To date, the FAA has refused to require drug and alcohol testing of foreign repair stations working on U.S. aircraft. Instead, they perpetuate a myth that its rules are applied uniformly. Transportation unions have been working to correct this double standard and bring one level of safety to aircraft repair.
“As more and more maintenance work is outsourced, safety standards abroad must be as tough as they are here,” Wytkind said.
According to recent reports, there are 698 FAA-certified foreign aircraft repair stations, an increase of more than 345 percent since the rules governing foreign certification were eased in 1998. In 2006, $3.7 billion of the $5.7 billion spent on aircraft maintenance and repair was outsourced. According to a new government report, 35 percent of outsourced heavy maintenance work at nine U.S. carriers was sent overseas in 2006.

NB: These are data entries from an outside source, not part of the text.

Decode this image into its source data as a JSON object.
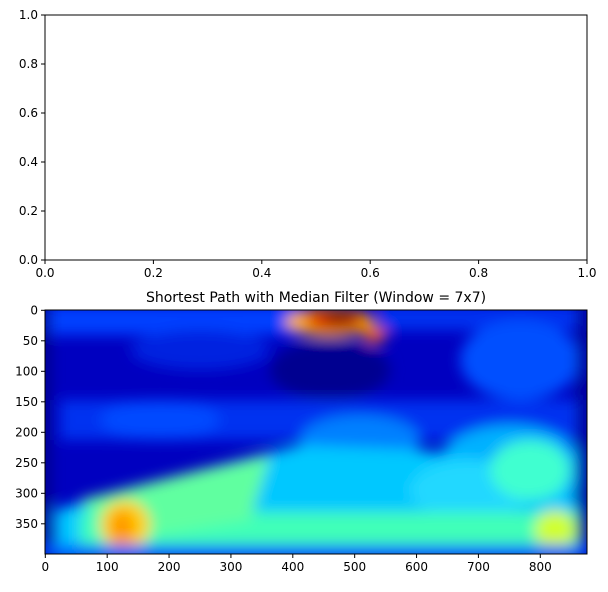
{
  "chart_data": [
    {
      "type": "empty",
      "xlim": [
        0,
        1
      ],
      "ylim": [
        0,
        1
      ],
      "xticks": [
        {
          "value": 0,
          "label": "0.0"
        },
        {
          "value": 0.2,
          "label": "0.2"
        },
        {
          "value": 0.4,
          "label": "0.4"
        },
        {
          "value": 0.6,
          "label": "0.6"
        },
        {
          "value": 0.8,
          "label": "0.8"
        },
        {
          "value": 1,
          "label": "1.0"
        }
      ],
      "yticks": [
        {
          "value": 0,
          "label": "0.0"
        },
        {
          "value": 0.2,
          "label": "0.2"
        },
        {
          "value": 0.4,
          "label": "0.4"
        },
        {
          "value": 0.6,
          "label": "0.6"
        },
        {
          "value": 0.8,
          "label": "0.8"
        },
        {
          "value": 1,
          "label": "1.0"
        }
      ]
    },
    {
      "type": "image",
      "title": "Shortest Path with Median Filter (Window = 7x7)",
      "colormap": "jet",
      "xlim": [
        -0.5,
        875.5
      ],
      "ylim": [
        399.5,
        -0.5
      ],
      "xticks": [
        0,
        100,
        200,
        300,
        400,
        500,
        600,
        700,
        800
      ],
      "yticks": [
        0,
        50,
        100,
        150,
        200,
        250,
        300,
        350
      ]
    }
  ]
}
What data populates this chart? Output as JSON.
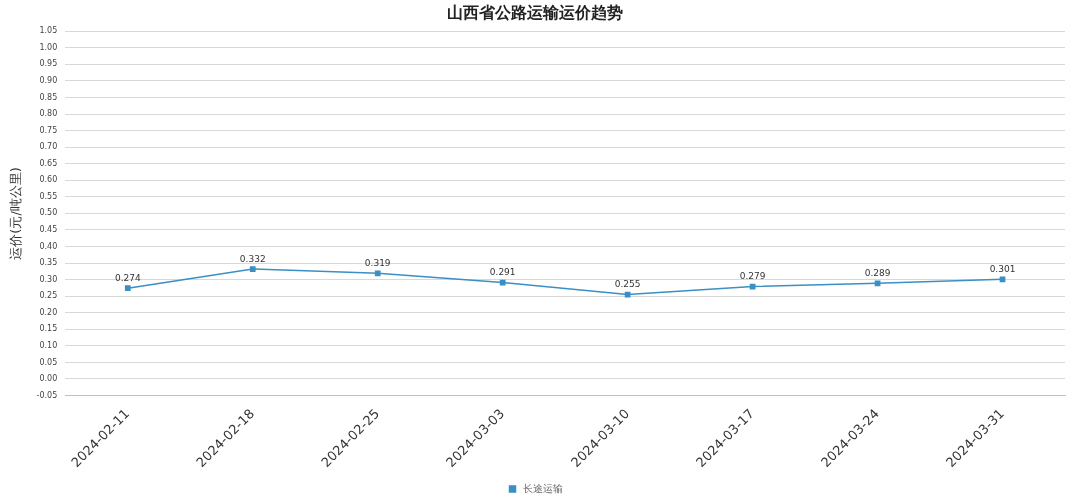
{
  "chart_data": {
    "type": "line",
    "title": "山西省公路运输运价趋势",
    "ylabel": "运价(元/吨公里)",
    "categories": [
      "2024-02-11",
      "2024-02-18",
      "2024-02-25",
      "2024-03-03",
      "2024-03-10",
      "2024-03-17",
      "2024-03-24",
      "2024-03-31"
    ],
    "series": [
      {
        "name": "长途运输",
        "color": "#3a8fc4",
        "values": [
          0.274,
          0.332,
          0.319,
          0.291,
          0.255,
          0.279,
          0.289,
          0.301
        ]
      }
    ],
    "ylim": [
      -0.05,
      1.05
    ],
    "yticks": [
      {
        "value": -0.05,
        "label": "-0.05"
      },
      {
        "value": 0,
        "label": "0.00"
      },
      {
        "value": 0.05,
        "label": "0.05"
      },
      {
        "value": 0.1,
        "label": "0.10"
      },
      {
        "value": 0.15,
        "label": "0.15"
      },
      {
        "value": 0.2,
        "label": "0.20"
      },
      {
        "value": 0.25,
        "label": "0.25"
      },
      {
        "value": 0.3,
        "label": "0.30"
      },
      {
        "value": 0.35,
        "label": "0.35"
      },
      {
        "value": 0.4,
        "label": "0.40"
      },
      {
        "value": 0.45,
        "label": "0.45"
      },
      {
        "value": 0.5,
        "label": "0.50"
      },
      {
        "value": 0.55,
        "label": "0.55"
      },
      {
        "value": 0.6,
        "label": "0.60"
      },
      {
        "value": 0.65,
        "label": "0.65"
      },
      {
        "value": 0.7,
        "label": "0.70"
      },
      {
        "value": 0.75,
        "label": "0.75"
      },
      {
        "value": 0.8,
        "label": "0.80"
      },
      {
        "value": 0.85,
        "label": "0.85"
      },
      {
        "value": 0.9,
        "label": "0.90"
      },
      {
        "value": 0.95,
        "label": "0.95"
      },
      {
        "value": 1.0,
        "label": "1.00"
      },
      {
        "value": 1.05,
        "label": "1.05"
      }
    ],
    "grid": "y",
    "legend": "bottom",
    "marker": "square",
    "line_style": "solid",
    "data_labels": true
  }
}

The bill, thanks to Chairman Jim Oberstar and Subcommittee Chairman Jerry Costello, will also require foreign aircraft repair stations to be inspected by FAA inspectors at least twice a year. Despite increased use of outsourced repair facilities, the FAA has continued to concentrate inspections on in-house facilities. In addition, a large amount of repair work is being outsourced to subcontractors that are not FAA certified. The bill ensures that critical maintenance work will be done either at in-house facilities or at certified repair stations with proper oversight.